Agents of Prague’s Uber naturally know about their drivers violating taxi regulations. They, however, react by claiming not to be a taxi service and therefore not having to follow these rules. “Price limits are for taxi drivers. Uber is a technological company and does not offer services in Prague. Uber cannot be ordered by phone, the car cannot be stopped by waving on the street, cash cannot be used to pay – you can do that in a classic taxi,” stated Barbora Poláková, CMO of Prague’s Uber, discussing contemporary penalizations of the drivers.

She also adds that Uber plans to remain in Prague (despite now fully manifesting legislative incompatibility). “Uber has always supported its partner drivers, and even now, it provides all necessary assistance to those who face individual legal procedures. We want to assure everybody that Uber will keep defending the right of locals on access to our technology as a flexible economic opportunity,” says Poláchová.

Courts Charge Penalties of One Hundred Thousand; Law Allows a Million

Violating the price law is not the only problem of Uber drivers checked on Monday.

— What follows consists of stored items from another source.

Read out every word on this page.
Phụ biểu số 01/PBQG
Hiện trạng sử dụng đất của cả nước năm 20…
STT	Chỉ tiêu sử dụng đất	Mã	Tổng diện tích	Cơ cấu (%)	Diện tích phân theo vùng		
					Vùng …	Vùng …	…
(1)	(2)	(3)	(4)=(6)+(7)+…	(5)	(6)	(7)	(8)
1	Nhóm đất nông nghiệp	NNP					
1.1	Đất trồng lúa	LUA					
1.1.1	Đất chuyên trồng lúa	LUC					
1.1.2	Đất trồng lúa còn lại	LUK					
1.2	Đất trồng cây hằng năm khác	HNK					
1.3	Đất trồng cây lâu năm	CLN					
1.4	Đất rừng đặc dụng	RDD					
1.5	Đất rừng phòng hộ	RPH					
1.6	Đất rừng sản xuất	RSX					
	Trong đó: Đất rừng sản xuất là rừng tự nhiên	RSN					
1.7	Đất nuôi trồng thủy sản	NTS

On Tuesday, the magistrate stated that it would start a legal procedure because of violating the road transport law, and it will forward transgressions of illegitimate business to district officials (more can be read here).

The present wrongdoing – violating the price law – is penalized harder. The law allows charging fines up to one million CZK. However, Bureš himself points out that the Supreme Administrative Court has earlier decided these fines should not be liquidating. This judicial decision is also followed by the courts, which usually deal with penalized drivers’ appeals.

In practice, the fines thus usually reach about one hundred crowns. “Although we once had to charge a fine of half a million to an infamous taxi service that violated regulations significantly and repetitively, while the court agreed,” Bureš concludes.